Le soutien helvétique à l'initiative de Genève

L'ambassadeur Urs Ziswiler (au c.) avec Abraham Burg, membre de la Knesset (à d.) et Nazmi Al Ju'beh, de l'Université de Bir Zeit. Keystone

L’Initiative de Genève demeure l’horizon le plus réaliste de tout accord de paix entre Israéliens et Palestiniens.

Ce contenu a été publié le 01 décembre 2004 - 19:37

C’est le message martelé à Genève par ses promoteurs et la diplomatie suisse, un an après le lancement de cet accord de paix virtuel.

Une conviction intacte et un espoir inébranlable. Tels sont les sentiments qu’expriment quelques-uns des principaux promoteurs de l’Initiative de Genève. Et ce, pour le 1er anniversaire de cet accord de paix fermement soutenu par la Suisse.

Accueillis par le Club suisse de la presse, la délégation israélo-palestinienne a rappelé en premier lieu les vertus de ce document négocié. A savoir de montrer qu’un accord de paix est atteignable, y compris sur les questions les plus taboues, comme le statut de Jérusalem et le retour des réfugiés palestiniens.

«Les affrontements de ces dernières années ont polarisé les positions des deux camps. L’initiative de Genève nous permet de revenir à une politique réaliste et d’expliquer à notre peuple ce que l’on peut réellement obtenir lors de futures négociations», a plaidé le Palestinien Nazmi Al Ju’beh, de l’Université de Bir Zeit.

«L’initiative de Genève marque le début d’un processus entre deux partenaires qui se respectent. Elle a permis de montrer concrètement à nos deux peuples, comme au reste du monde, les contours de la paix», a ajouté de son coté l’Israélien Abraham Burg, ancien Président de la Knesset.

L’adhésion des citoyens

Mais la vertu cardinale de ce texte - largement diffusé en Israël et dans les territoires palestiniens – est bien d’avoir lancé un débat au sein des populations concernées. Or, comme l’ont souligné les intervenants, un accord de paix ne sera viable que s’il est soutenu par les citoyens, qu’ils soient israéliens ou palestiniens.
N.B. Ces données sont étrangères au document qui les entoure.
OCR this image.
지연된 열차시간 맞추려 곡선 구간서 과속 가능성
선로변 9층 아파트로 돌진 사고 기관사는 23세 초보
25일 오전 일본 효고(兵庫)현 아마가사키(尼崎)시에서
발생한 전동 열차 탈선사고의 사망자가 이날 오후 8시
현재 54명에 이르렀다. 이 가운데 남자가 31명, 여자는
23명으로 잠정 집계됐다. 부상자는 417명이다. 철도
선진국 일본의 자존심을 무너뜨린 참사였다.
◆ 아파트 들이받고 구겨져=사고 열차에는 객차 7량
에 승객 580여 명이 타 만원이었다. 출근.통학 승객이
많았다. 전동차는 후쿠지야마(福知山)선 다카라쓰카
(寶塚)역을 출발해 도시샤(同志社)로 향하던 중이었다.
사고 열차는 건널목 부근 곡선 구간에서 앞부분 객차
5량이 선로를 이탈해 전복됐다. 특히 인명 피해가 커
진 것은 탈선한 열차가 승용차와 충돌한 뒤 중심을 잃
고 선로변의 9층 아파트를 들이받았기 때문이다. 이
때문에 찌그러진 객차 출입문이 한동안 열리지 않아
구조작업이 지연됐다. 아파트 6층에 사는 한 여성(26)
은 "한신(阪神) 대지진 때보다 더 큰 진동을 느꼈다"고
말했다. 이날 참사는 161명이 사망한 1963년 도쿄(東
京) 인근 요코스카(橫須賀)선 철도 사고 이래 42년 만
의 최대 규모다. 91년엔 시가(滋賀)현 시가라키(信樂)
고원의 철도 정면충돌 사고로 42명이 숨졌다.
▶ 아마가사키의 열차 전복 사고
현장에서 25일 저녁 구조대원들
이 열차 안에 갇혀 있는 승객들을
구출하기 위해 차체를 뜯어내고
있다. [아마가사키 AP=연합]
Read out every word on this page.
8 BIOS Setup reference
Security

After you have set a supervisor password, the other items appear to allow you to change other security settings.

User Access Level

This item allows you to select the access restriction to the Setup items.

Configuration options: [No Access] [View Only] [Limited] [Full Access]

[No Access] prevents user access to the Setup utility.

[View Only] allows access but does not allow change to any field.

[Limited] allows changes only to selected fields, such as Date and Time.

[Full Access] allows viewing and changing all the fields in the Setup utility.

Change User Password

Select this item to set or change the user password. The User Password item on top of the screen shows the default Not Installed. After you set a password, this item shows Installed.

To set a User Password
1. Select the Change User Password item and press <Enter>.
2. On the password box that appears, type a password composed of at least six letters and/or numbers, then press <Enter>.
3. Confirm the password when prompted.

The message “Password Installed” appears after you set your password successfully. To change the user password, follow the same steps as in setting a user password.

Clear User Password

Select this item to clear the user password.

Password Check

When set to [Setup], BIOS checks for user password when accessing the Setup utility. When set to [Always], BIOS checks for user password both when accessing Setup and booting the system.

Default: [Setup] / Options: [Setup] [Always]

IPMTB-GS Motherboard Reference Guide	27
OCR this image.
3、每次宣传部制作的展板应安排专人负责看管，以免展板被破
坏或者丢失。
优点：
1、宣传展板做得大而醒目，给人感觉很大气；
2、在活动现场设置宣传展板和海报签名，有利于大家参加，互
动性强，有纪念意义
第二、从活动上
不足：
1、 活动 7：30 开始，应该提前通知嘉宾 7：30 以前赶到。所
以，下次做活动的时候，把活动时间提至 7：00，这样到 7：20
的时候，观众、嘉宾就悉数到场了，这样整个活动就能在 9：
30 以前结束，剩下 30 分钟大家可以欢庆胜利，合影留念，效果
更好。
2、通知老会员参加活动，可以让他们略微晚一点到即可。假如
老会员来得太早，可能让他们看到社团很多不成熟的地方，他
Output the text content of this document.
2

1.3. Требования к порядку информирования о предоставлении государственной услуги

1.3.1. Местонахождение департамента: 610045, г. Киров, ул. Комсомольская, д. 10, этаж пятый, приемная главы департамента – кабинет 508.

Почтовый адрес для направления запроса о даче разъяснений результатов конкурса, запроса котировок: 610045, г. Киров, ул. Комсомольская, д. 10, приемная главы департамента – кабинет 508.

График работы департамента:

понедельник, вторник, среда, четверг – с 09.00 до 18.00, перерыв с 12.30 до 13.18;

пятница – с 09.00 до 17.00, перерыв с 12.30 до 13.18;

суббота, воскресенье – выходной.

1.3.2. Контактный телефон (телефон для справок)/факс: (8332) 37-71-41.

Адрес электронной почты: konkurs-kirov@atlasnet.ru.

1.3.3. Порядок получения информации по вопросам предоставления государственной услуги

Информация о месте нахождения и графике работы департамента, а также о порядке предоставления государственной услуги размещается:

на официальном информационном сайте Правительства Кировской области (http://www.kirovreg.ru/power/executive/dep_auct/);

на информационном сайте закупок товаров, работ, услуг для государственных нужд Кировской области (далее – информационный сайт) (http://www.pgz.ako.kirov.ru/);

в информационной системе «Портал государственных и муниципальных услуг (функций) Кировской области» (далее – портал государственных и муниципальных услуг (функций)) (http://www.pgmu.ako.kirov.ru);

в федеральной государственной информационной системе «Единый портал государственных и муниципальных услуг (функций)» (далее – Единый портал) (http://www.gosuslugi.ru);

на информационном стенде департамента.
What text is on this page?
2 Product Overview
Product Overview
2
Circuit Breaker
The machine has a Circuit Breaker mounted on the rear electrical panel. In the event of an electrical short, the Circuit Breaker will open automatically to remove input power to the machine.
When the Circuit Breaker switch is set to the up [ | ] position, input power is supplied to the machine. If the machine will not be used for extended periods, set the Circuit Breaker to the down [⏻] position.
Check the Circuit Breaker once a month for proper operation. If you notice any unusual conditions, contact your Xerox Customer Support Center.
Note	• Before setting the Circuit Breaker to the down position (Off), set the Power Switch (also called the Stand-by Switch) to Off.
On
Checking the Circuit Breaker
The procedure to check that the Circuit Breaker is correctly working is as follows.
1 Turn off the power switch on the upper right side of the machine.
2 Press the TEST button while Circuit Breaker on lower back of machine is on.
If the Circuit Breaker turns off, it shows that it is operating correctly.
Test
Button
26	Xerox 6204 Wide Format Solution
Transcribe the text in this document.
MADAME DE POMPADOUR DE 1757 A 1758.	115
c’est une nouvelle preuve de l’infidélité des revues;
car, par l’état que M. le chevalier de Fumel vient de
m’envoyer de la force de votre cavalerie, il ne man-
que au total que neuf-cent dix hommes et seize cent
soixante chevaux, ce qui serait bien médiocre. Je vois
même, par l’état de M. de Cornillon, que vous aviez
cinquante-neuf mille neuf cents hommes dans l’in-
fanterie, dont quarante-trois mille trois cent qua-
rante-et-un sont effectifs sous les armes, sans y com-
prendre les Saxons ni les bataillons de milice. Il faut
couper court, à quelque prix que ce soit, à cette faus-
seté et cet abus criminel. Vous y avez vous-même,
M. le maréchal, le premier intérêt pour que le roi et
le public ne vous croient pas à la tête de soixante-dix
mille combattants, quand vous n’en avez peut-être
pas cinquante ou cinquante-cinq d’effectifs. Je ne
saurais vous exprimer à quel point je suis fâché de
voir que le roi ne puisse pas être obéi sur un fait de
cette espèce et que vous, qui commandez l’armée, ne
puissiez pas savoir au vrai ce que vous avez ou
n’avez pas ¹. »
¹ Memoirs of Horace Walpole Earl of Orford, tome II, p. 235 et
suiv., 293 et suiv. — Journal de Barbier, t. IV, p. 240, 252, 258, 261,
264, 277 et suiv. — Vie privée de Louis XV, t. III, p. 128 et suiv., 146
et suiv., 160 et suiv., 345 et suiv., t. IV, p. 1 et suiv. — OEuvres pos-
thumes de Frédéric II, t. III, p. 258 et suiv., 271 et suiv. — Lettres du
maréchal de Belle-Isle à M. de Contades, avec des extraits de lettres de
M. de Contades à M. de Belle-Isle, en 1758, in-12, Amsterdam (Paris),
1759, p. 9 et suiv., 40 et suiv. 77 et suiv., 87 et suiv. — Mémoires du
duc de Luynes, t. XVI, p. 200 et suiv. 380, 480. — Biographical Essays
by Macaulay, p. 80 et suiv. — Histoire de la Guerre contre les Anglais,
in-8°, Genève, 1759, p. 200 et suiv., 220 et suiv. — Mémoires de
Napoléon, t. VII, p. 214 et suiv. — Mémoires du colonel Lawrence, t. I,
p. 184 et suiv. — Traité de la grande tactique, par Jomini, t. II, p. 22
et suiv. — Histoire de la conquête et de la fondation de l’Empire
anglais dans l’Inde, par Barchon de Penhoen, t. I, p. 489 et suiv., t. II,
De son coté, l’ambassadeur suisse Urs Ziswiller a rappelé que ce document avait déjà poussé le Premier ministre Ariel Sharon à lancer son projet de retrait de la bande de Gaza.

«Or, les Etats-Unis comme l’Union européenne ont récemment répété que ce retrait ne pouvait constituer qu’une première étape», a souligné le chef de la Direction politique du ministère suisse des Affaires étrangères.

L’appui de la Suisse

Quoi qu’il en soit, la Suisse va poursuivre son aide à l’Initiative de Genève et à ses infatigables promoteurs.

«Nous allons continuer de travailler avec nos partenaires, à savoir la Coalition pour la paix , coté palestinien et l’organisation israélienne Initiative de Genève. Et ce, par un soutien tant politique que financier», précise ce proche collaborateur de Micheline Calmy-Rey.

Leur prochaine étape prendra la forme d’une campagne baptisée «Nous avons un partenaire». Elle sera diffusée par la télévision palestinienne et dans les cinémas d’Israël.

Et ça n’est pas tout. La Suisse a également créé un réseau international de soutien à l’accord de Genève.

«Ce groupe réunit désormais 33 pays dont 8 pays arabes. La prochaine réunion de ce réseau de soutien doit se tenir en mars ou en avril, probablement à Genève», détaille l’ambassadeur.

Financièrement, le gouvernement suisse continue d’en être le principal contributeur. Il a déjà participé à hauteur de 3,5 millions de francs au budget de l’Initiative et prévoit d’y mettre 2 millions supplémentaires pour l’année prochaine.

Seul bémol à cet anniversaire: la démission du professeur genevois Alexis Keller du comité de soutien à l’Initiative de Genève. Selon Urs de Ziswiler, ce départ de l’un des pères de l’accord israélo-palestinien ne signifie en aucun cas un désaccord avec les autres membres du comité, ni avec la diplomatie suisse.

swissinfo, Frédéric Burnand à Genève

En bref

- Le budget de l’Initiative de Genève se monte à 9,1 millions de francs.

- La contribution suisse s’élève à 3,5 millions de francs. Deux millions supplémentaires sont prévus pour 2005.

- La Suisse consacre chaque année 28 millions de francs à son action au Proche-Orient.

-Le professeur Alexis Keller a donné sa démission.